Fascho-Erziehung im Bett

»Der Name der Leute« von Michel Leclerc

  • Angelika Kettelhack
  • Lesedauer: 3 Min.

Hören Sie auf, mit ihrer Ente zu nerven!« schreit die hübsche Umfrage-Telefonistin Bahia Benmahmoud voller Wut den gerade vom Fernsehen interviewten Tierarzt Arthur Martin (Jacques Gamblin) an, als sie frech in den Senderaum eindringt. Als der Interviewte völlig konsterniert, aber ruhig reagiert, fährt sie fort: »Die Vogelgrippe ist uns egal. Erst sind es die Kühe, dann die Vögel, am Ende die Einwanderer!«

Frankreichs Shooting-Star Sara Forestier, 25, spielt diese Bahia, impulsiv, temperamentvoll und schnell aufbrausend: Als Tochter eines algerischen Immigranten (Zinedine Soualem) und einer ziemlich ausgeflippten Mutter (Carole Franck) aus begüterter, vornehmer Pariser Familie – die ständig Schein-Ehen zwischen illegalen Immigranten und Franzosen arrangiert.
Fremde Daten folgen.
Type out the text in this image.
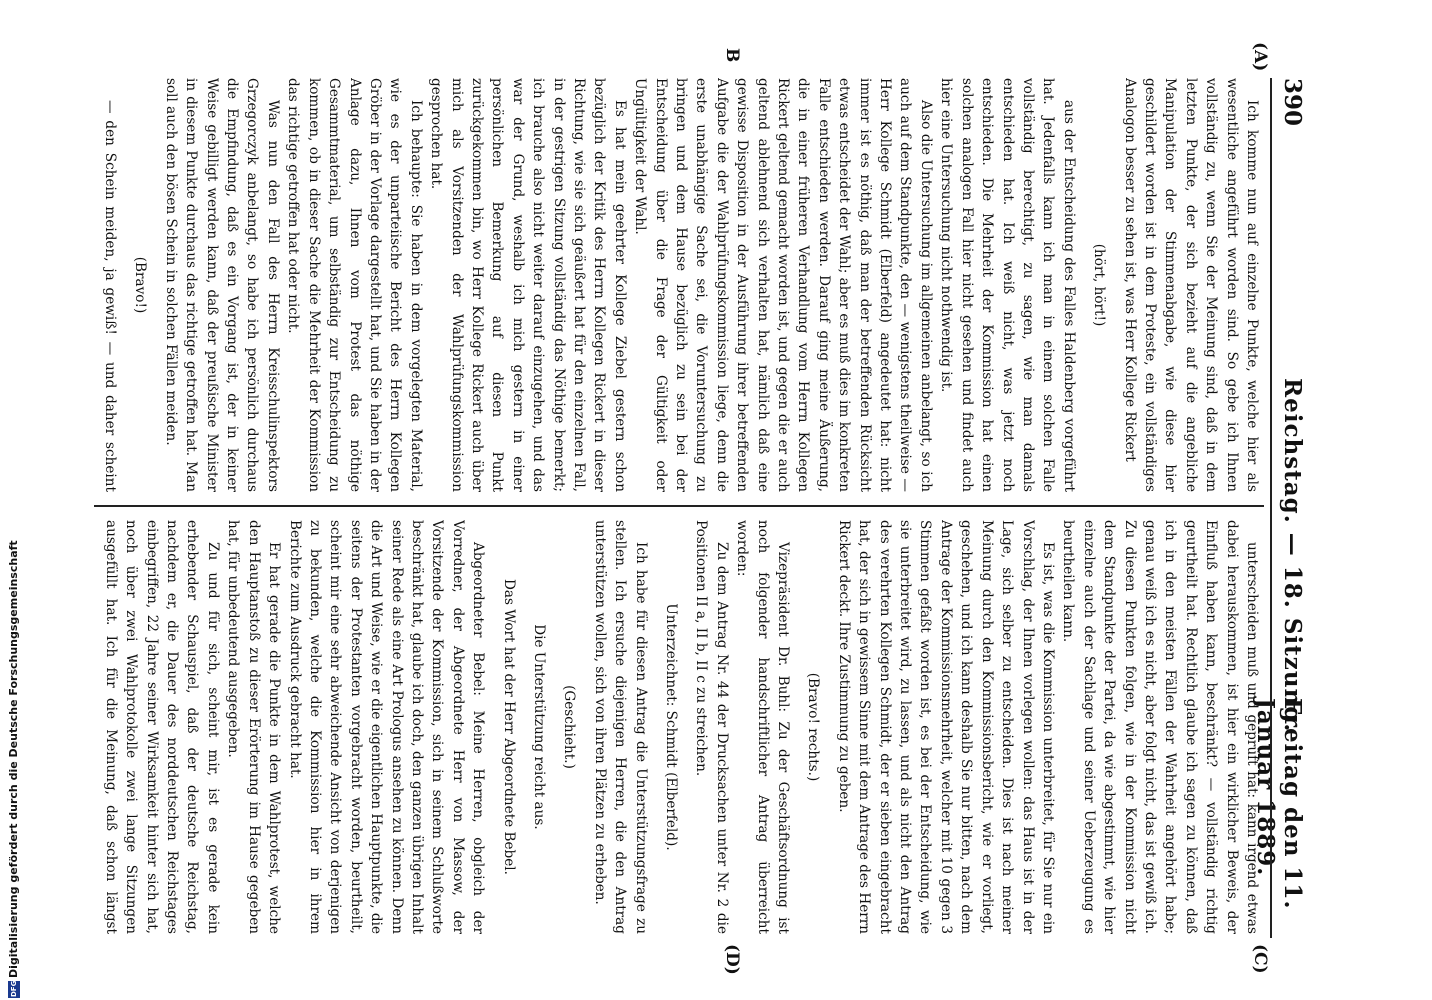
390
Reichstag. — 18. Sitzung.
Freitag den 11. Januar 1889.
(A)
B
(C)
(D)

Ich komme nun auf einzelne Punkte, welche hier als wesentliche angeführt worden sind. So gebe ich Ihnen vollständig zu, wenn Sie der Meinung sind, daß in dem letzten Punkte, der sich bezieht auf die angebliche Manipulation der Stimmenabgabe, wie diese hier geschildert worden ist in dem Proteste, ein vollständiges Analogon besser zu sehen ist, was Herr Kollege Rickert

(hört, hört!)

aus der Entscheidung des Falles Haldenberg vorgeführt hat. Jedenfalls kann ich man in einem solchen Falle vollständig berechtigt, zu sagen, wie man damals entschieden hat. Ich weiß nicht, was jetzt noch entschieden. Die Mehrheit der Kommission hat einen solchen analogen Fall hier nicht gesehen und findet auch hier eine Untersuchung nicht nothwendig ist.

Also die Untersuchung im allgemeinen anbelangt, so ich auch auf dem Standpunkte, den — wenigstens theilweise — Herr Kollege Schmidt (Elberfeld) angedeutet hat: nicht immer ist es nöthig, daß man der betreffenden Rücksicht etwas entscheidet der Wahl; aber es muß dies im konkreten Falle entschieden werden. Darauf ging meine Äußerung, die in einer früheren Verhandlung vom Herrn Kollegen Rickert geltend gemacht worden ist, und gegen die er auch geltend ablehnend sich verhalten hat, nämlich daß eine gewisse Disposition in der Ausführung ihrer betreffenden Aufgabe die der Wahlprüfungskommission liege, denn die erste unabhängige Sache sei, die Voruntersuchung zu bringen und dem Hause bezüglich zu sein bei der Entscheidung über die Frage der Gültigkeit oder Ungültigkeit der Wahl.

Es hat mein geehrter Kollege Ziebel gestern schon bezüglich der Kritik des Herrn Kollegen Rickert in dieser Richtung, wie sie sich geäußert hat für den einzelnen Fall, in der gestrigen Sitzung vollständig das Nöthige bemerkt; ich brauche also nicht weiter darauf einzugehen, und das war der Grund, weshalb ich mich gestern in einer persönlichen Bemerkung auf diesen Punkt zurückgekommen bin, wo Herr Kollege Rickert auch über mich als Vorsitzenden der Wahlprüfungskommission gesprochen hat.

Ich behaupte: Sie haben in dem vorgelegten Material, wie es der unparteiische Bericht des Herrn Kollegen Gröber in der Vorlage dargestellt hat, und Sie haben in der Anlage dazu, Ihnen vom Protest das nöthige Gesammtmaterial, um selbständig zur Entscheidung zu kommen, ob in dieser Sache die Mehrheit der Kommission das richtige getroffen hat oder nicht.

Was nun den Fall des Herrn Kreisschulinspektors Grzegorczyk anbelangt, so habe ich persönlich durchaus die Empfindung, daß es ein Vorgang ist, der in keiner Weise gebilligt werden kann, daß der preußische Minister in diesem Punkte durchaus das richtige getroffen hat. Man soll auch den bösen Schein in solchen Fällen meiden.

(Bravo!)

— den Schein meiden, ja gewiß! — und daher scheint

unterscheiden muß und geprüft hat: kann irgend etwas dabei herauskommen, ist hier ein wirklicher Beweis, der Einfluß haben kann, beschränkt? — vollständig richtig geurtheilt hat. Rechtlich glaube ich sagen zu können, daß ich in den meisten Fällen der Wahrheit angehört habe; genau weiß ich es nicht, aber folgt nicht, das ist gewiß ich. Zu diesen Punkten folgen, wie in der Kommission nicht dem Standpunkte der Partei, da wie abgestimmt, wie hier einzelne auch der Sachlage und seiner Ueberzeugung es beurtheilen kann.

Es ist, was die Kommission unterbreitet, für Sie nur ein Vorschlag, der Ihnen vorlegen wollen: das Haus ist in der Lage, sich selber zu entscheiden. Dies ist nach meiner Meinung durch den Kommissionsbericht, wie er vorliegt, geschehen, und ich kann deshalb Sie nur bitten, nach dem Antrage der Kommissionsmehrheit, welcher mit 10 gegen 3 Stimmen gefaßt worden ist, es bei der Entscheidung, wie sie unterbreitet wird, zu lassen, und als nicht den Antrag des verehrten Kollegen Schmidt, der er sieben eingebracht hat, der sich in gewissem Sinne mit dem Antrage des Herrn Rickert deckt. Ihre Zustimmung zu geben.

(Bravo! rechts.)

Vizepräsident Dr. Buhl: Zu der Geschäftsordnung ist noch folgender handschriftlicher Antrag überreicht worden:

Zu dem Antrag Nr. 44 der Drucksachen unter Nr. 2 die Positionen II a, II b, II c zu streichen.

Unterzeichnet: Schmidt (Elberfeld).

Ich habe für diesen Antrag die Unterstützungsfrage zu stellen. Ich ersuche diejenigen Herren, die den Antrag unterstützen wollen, sich von ihren Plätzen zu erheben.

(Geschieht.)

Die Unterstützung reicht aus.

Das Wort hat der Herr Abgeordnete Bebel.

Abgeordneter Bebel: Meine Herren, obgleich der Vorredner, der Abgeordnete Herr von Massow, der Vorsitzende der Kommission, sich in seinem Schlußworte beschränkt hat, glaube ich doch, den ganzen übrigen Inhalt seiner Rede als eine Art Prologus ansehen zu können. Denn die Art und Weise, wie er die eigentlichen Hauptpunkte, die seitens der Protestanten vorgebracht worden, beurtheilt, scheint mir eine sehr abweichende Ansicht von derjenigen zu bekunden, welche die Kommission hier in ihrem Berichte zum Ausdruck gebracht hat.

Er hat gerade die Punkte in dem Wahlprotest, welche den Hauptanstoß zu dieser Erörterung im Hause gegeben hat, für unbedeutend ausgegeben.

Zu und für sich, scheint mir, ist es gerade kein erhebender Schauspiel, daß der deutsche Reichstag, nachdem er, die Dauer des norddeutschen Reichstages einbegriffen, 22 Jahre seiner Wirksamkeit hinter sich hat, noch über zwei Wahlprotokolle zwei lange Sitzungen ausgefüllt hat. Ich für die Meinung, daß schon längst

DFG
Digitalisierung gefördert durch die Deutsche Forschungsgemeinschaft
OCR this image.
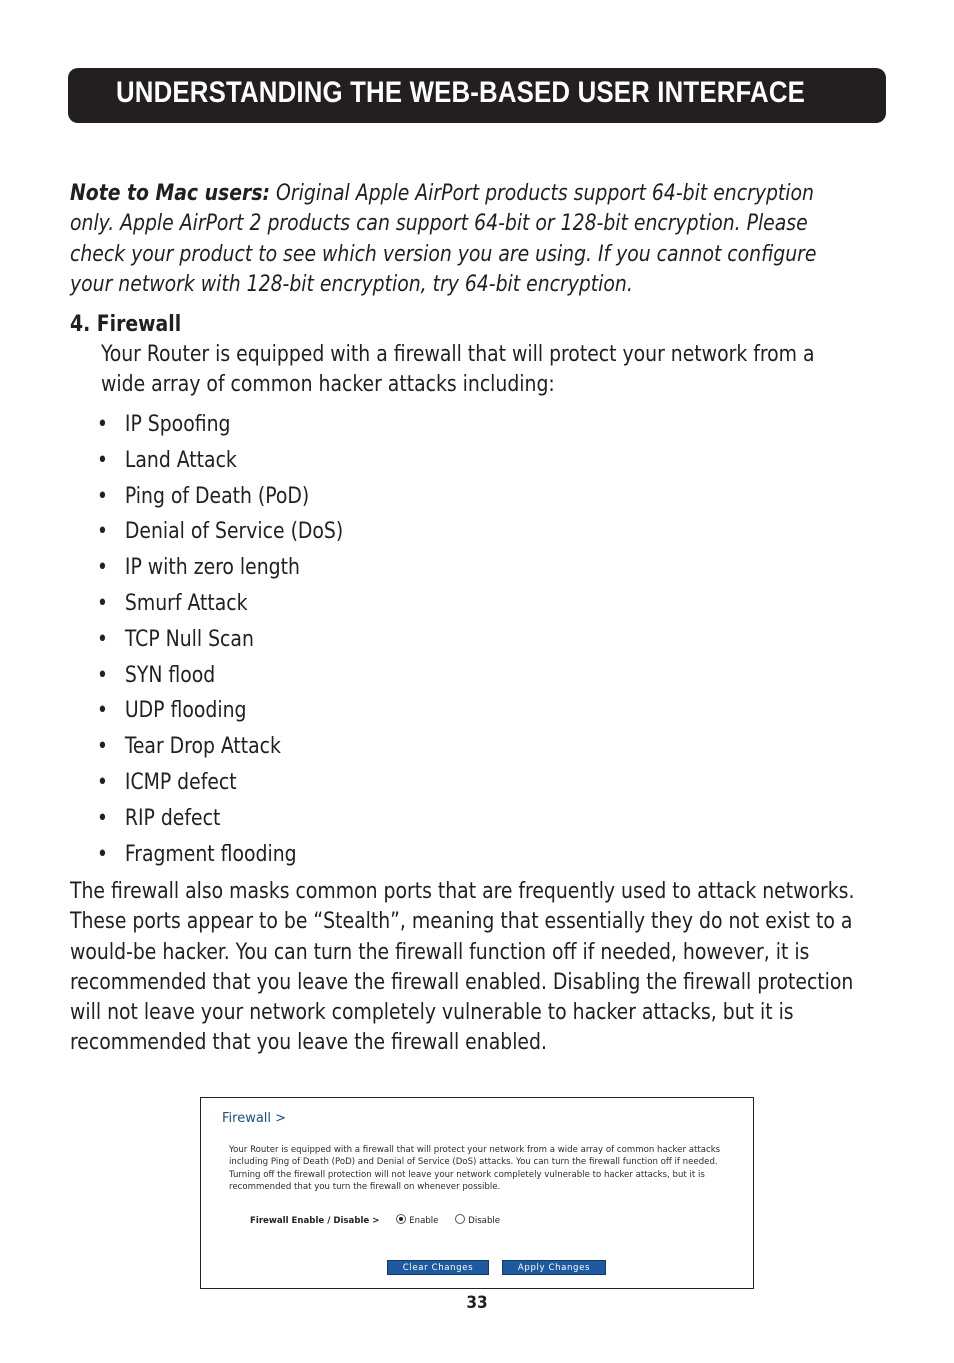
UNDERSTANDING THE WEB-BASED USER INTERFACE

Note to Mac users: Original Apple AirPort products support 64-bit encryption only. Apple AirPort 2 products can support 64-bit or 128-bit encryption. Please check your product to see which version you are using. If you cannot configure your network with 128-bit encryption, try 64-bit encryption.

4. Firewall

Your Router is equipped with a firewall that will protect your network from a wide array of common hacker attacks including:

• IP Spoofing
• Land Attack
• Ping of Death (PoD)
• Denial of Service (DoS)
• IP with zero length
• Smurf Attack
• TCP Null Scan
• SYN flood
• UDP flooding
• Tear Drop Attack
• ICMP defect
• RIP defect
• Fragment flooding

The firewall also masks common ports that are frequently used to attack networks. These ports appear to be “Stealth”, meaning that essentially they do not exist to a would-be hacker. You can turn the firewall function off if needed, however, it is recommended that you leave the firewall enabled. Disabling the firewall protection will not leave your network completely vulnerable to hacker attacks, but it is recommended that you leave the firewall enabled.

Firewall >

Your Router is equipped with a firewall that will protect your network from a wide array of common hacker attacks including Ping of Death (PoD) and Denial of Service (DoS) attacks. You can turn the firewall function off if needed. Turning off the firewall protection will not leave your network completely vulnerable to hacker attacks, but it is recommended that you turn the firewall on whenever possible.

Firewall Enable / Disable >	Enable	Disable
Clear Changes	Apply Changes
33
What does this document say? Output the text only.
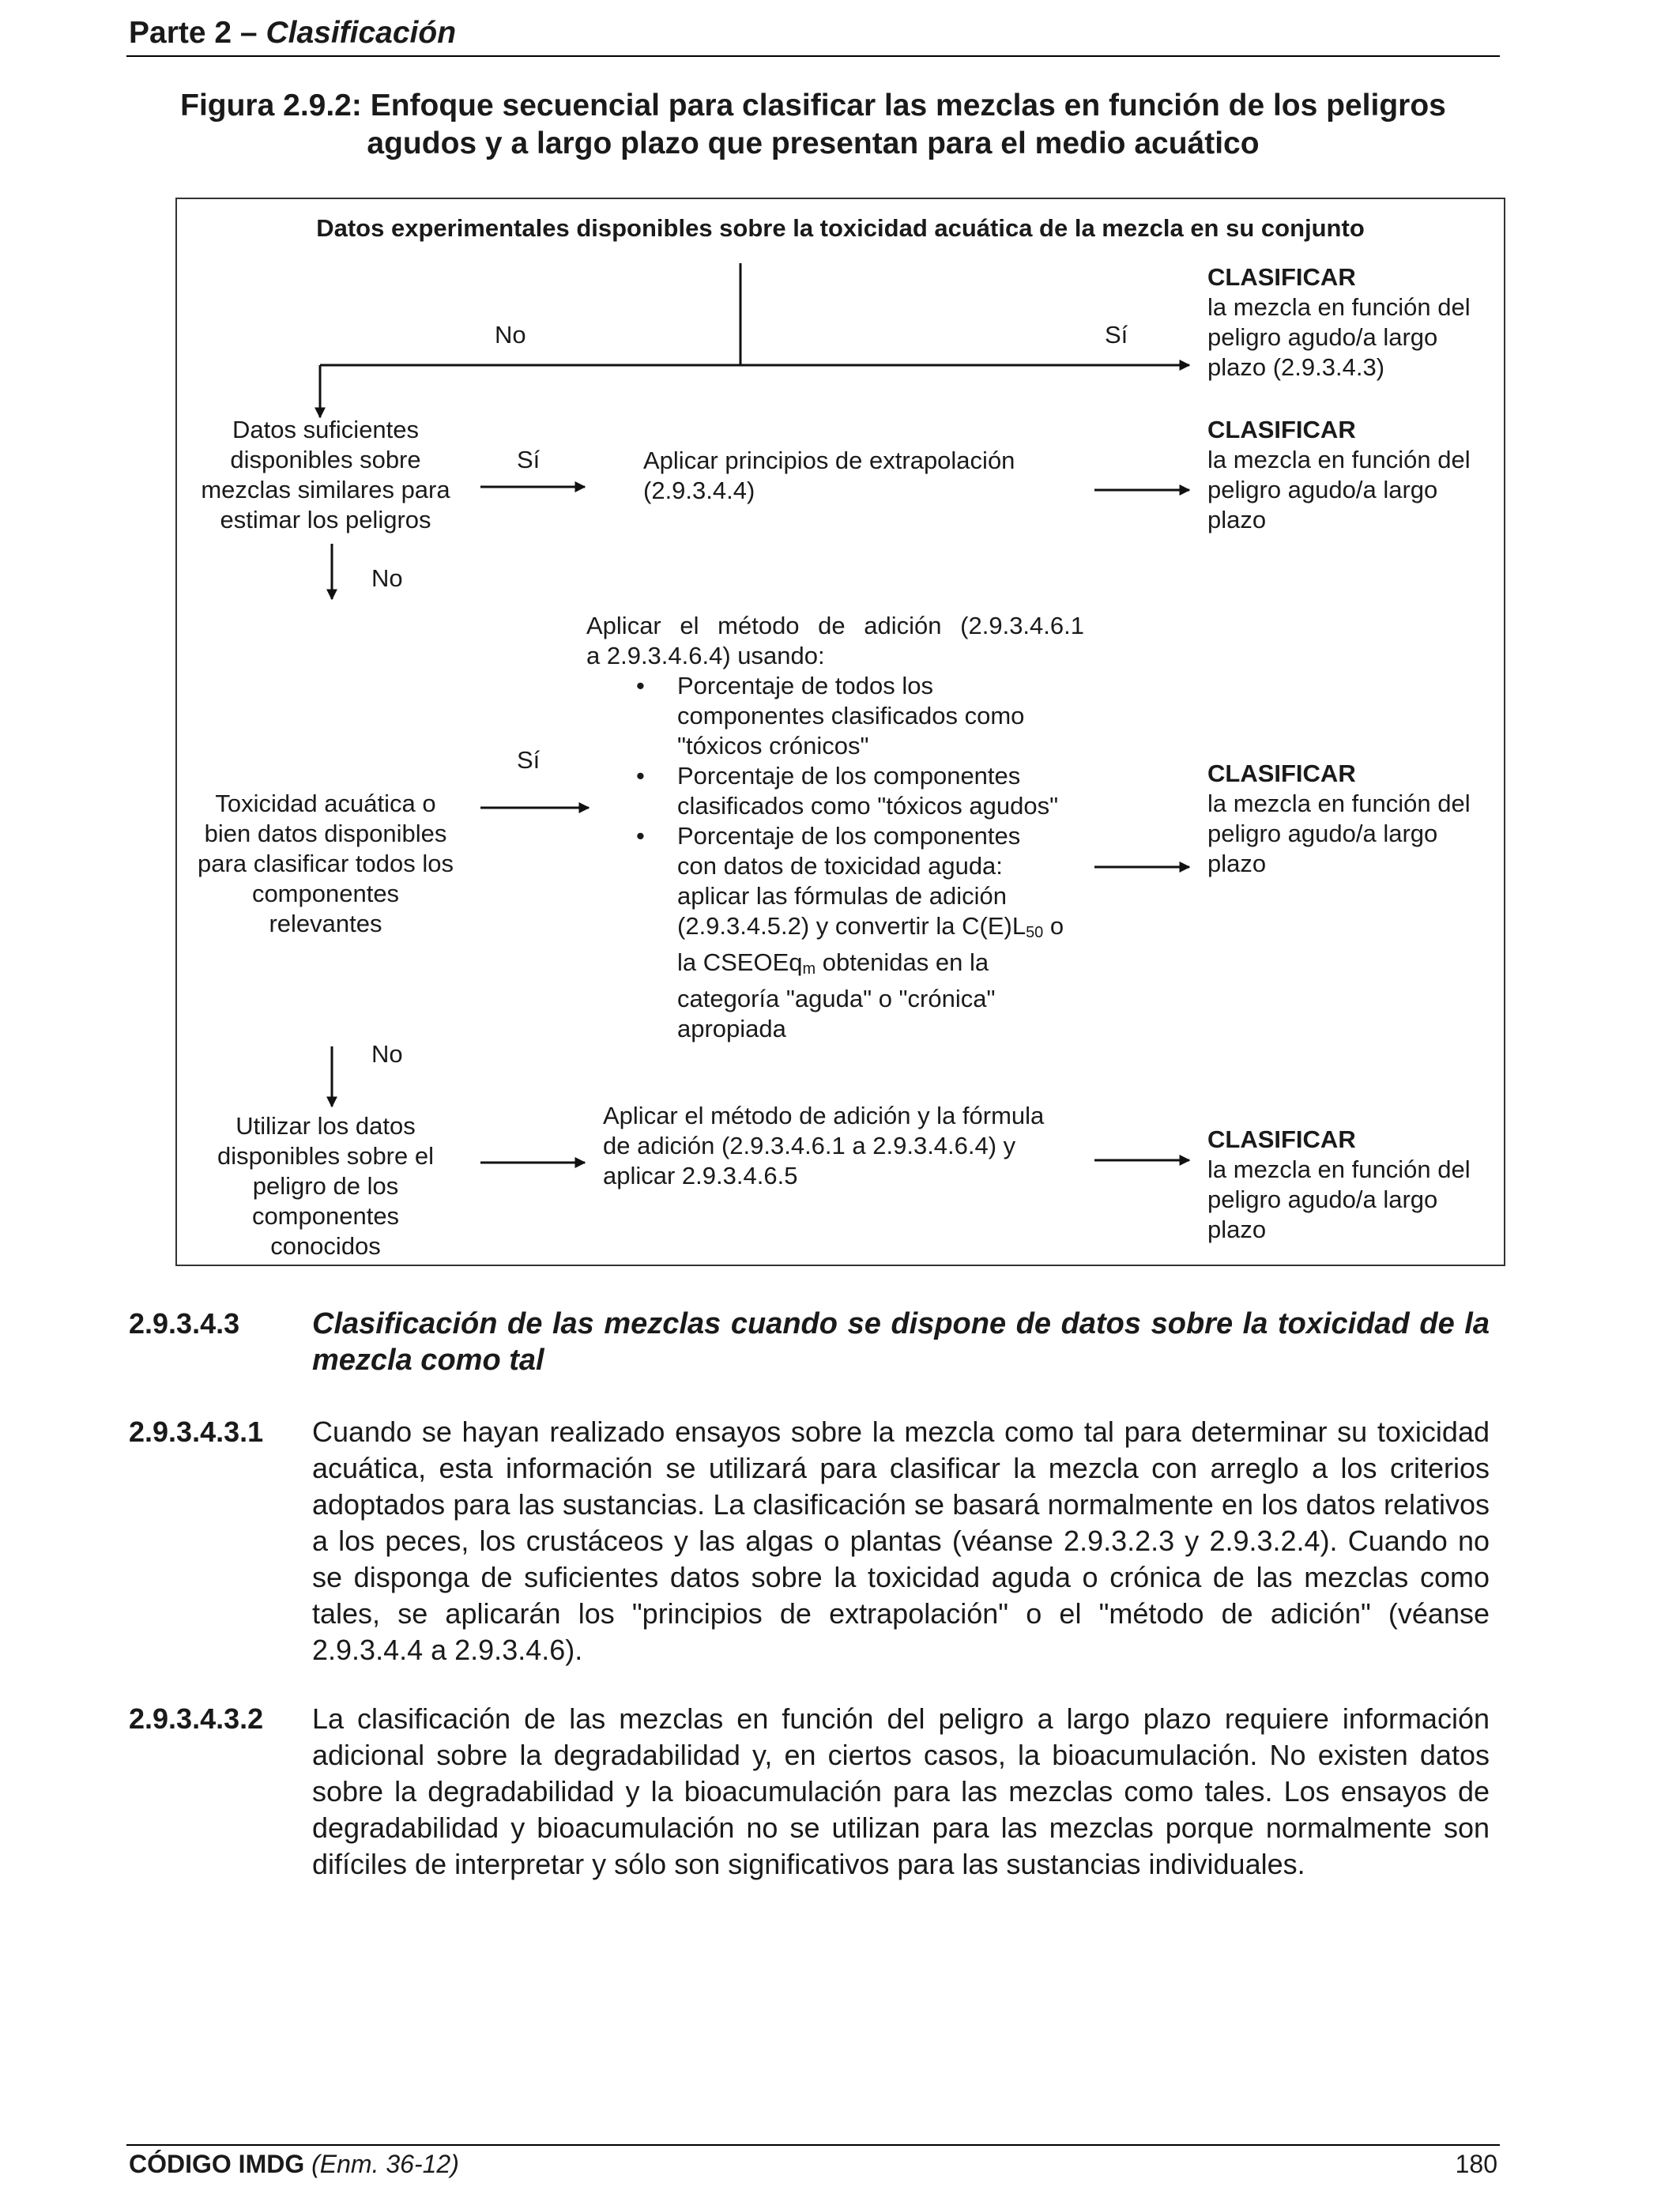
Parte 2 – Clasificación
Figura 2.9.2: Enfoque secuencial para clasificar las mezclas en función de los peligros
agudos y a largo plazo que presentan para el medio acuático
Datos experimentales disponibles sobre la toxicidad acuática de la mezcla en su conjunto
No	Sí
CLASIFICAR
la mezcla en función del
peligro agudo/a largo
plazo (2.9.3.4.3)
Datos suficientes
disponibles sobre
mezclas similares para
estimar los peligros
Sí	Aplicar principios de extrapolación
(2.9.3.4.4)
CLASIFICAR
la mezcla en función del
peligro agudo/a largo
plazo
No
Aplicar el método de adición (2.9.3.4.6.1
a 2.9.3.4.6.4) usando:
• Porcentaje de todos los
componentes clasificados como
"tóxicos crónicos"
• Porcentaje de los componentes
clasificados como "tóxicos agudos"
• Porcentaje de los componentes
con datos de toxicidad aguda:
aplicar las fórmulas de adición
(2.9.3.4.5.2) y convertir la $C(E)L_{50}$ o
la CSEOEq$_m$ obtenidas en la
categoría "aguda" o "crónica"
apropiada
Sí
Toxicidad acuática o
bien datos disponibles
para clasificar todos los
componentes
relevantes
CLASIFICAR
la mezcla en función del
peligro agudo/a largo
plazo
No
Utilizar los datos
disponibles sobre el
peligro de los
componentes
conocidos
Aplicar el método de adición y la fórmula
de adición (2.9.3.4.6.1 a 2.9.3.4.6.4) y
aplicar 2.9.3.4.6.5
CLASIFICAR
la mezcla en función del
peligro agudo/a largo
plazo
2.9.3.4.3 Clasificación de las mezclas cuando se dispone de datos sobre la toxicidad de la mezcla como tal
2.9.3.4.3.1 Cuando se hayan realizado ensayos sobre la mezcla como tal para determinar su toxicidad acuática, esta información se utilizará para clasificar la mezcla con arreglo a los criterios adoptados para las sustancias. La clasificación se basará normalmente en los datos relativos a los peces, los crustáceos y las algas o plantas (véanse 2.9.3.2.3 y 2.9.3.2.4). Cuando no se disponga de suficientes datos sobre la toxicidad aguda o crónica de las mezclas como tales, se aplicarán los "principios de extrapolación" o el "método de adición" (véanse 2.9.3.4.4 a 2.9.3.4.6).
2.9.3.4.3.2 La clasificación de las mezclas en función del peligro a largo plazo requiere información adicional sobre la degradabilidad y, en ciertos casos, la bioacumulación. No existen datos sobre la degradabilidad y la bioacumulación para las mezclas como tales. Los ensayos de degradabilidad y bioacumulación no se utilizan para las mezclas porque normalmente son difíciles de interpretar y sólo son significativos para las sustancias individuales.
CÓDIGO IMDG (Enm. 36-12)	180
Von ihr hat Bahia den Hippy-Spruch »Make Love, not War« als Lebensmotto ausgewählt und ihn modifiziert: Sie benutzt ihren Körper als Waffe zur Bekämpfung von Faschisten.

»Das Problem der Faschos ist Sex – kurz vor dem Höhepunkt traktiere ich die mit Sätzen wie ›Nicht alle Araber sind Diebe‹ oder ›Nicht alle Juden sind reich.‹ Das setzt sich dann in deren Gehirn fest,und sie ändern ihre politische Einstellung.« Das erklärt sie dem Tierarzt, mit dem sie eine Affäre begann, aus politischem Grund, aber sie hatte sich geirrt, er war bereits bekennender Linkswähler.

Im Laufe des Films konfrontiert uns der Regisseur Michel Leclerc mit jeweils drei Lebensphasen seiner beiden Hauptdarsteller, so dass manchmal Bahia und Arthur als Kind oder Halbwüchsige im Bild mit der inzwischen erwachsenen Figur konfrontiert und dabei die Familien-Geheimnisse gelüftet werden: Arthur Martin, der sich mit seinem Allerweltsnamen erst abfinden musste, hat eine Mutter (Michèle Moretti), die in Paris als Waise aufwuchs, nachdem ihre Eltern in Auschwitz vergast wurden. Sie war glücklich bei ihrer Heirat mit Monsieur Martin (Jacques Boudet), nunmehr diesen unauffälligen Namen zu bekommen und will nie wieder mit ihrem Trauma konfrontiert werden. Deshalb springt Martin senior alle Sekunden zum TV-Gerät, um dem Thema Holocaust auszuweichen – und landet bei einem Quiz, in dem das Wort Genozid gesucht wird.

Auch die Benmahmouds haben ihr Tabu: Bahia ist als Kind von ihrem Klavierlehrer sexuell missbraucht worden, und deshalb versucht ihre Familie, der Medien-Lawine zum Thema Kindesmisshandlung auszuweichen. So unterschiedlich beide Familien durch Herkunft und Umwelt geprägt sein mögen (dies wollen die beiden Autoren des Films zeigen), so viele Gemeinsamkeiten haben sie dennoch. Genau das will die unorthodoxe Bahia, die mit Stolz immer wieder auf ihren seltenen Namen hinweist, herausfinden: Inwieweit können »Bastarde« wie sie und Arthur, Kinder arabischer, jüdischer und anderer Einwanderer, sich zusammentun, um sich länderübergreifend einander näherzukommen, sich vielleicht zu lieben.

Bahia und Arthur jedenfalls wollen es in dieser erfrischend leichten, doch tiefsinnigen Komödie vorleben: Sie werden ihren Sohn Tchang nennen. Für wen wird dieser jüdisch-arabisch-französische Junge mit dem asiatischen Namen dann ein Fremder sein?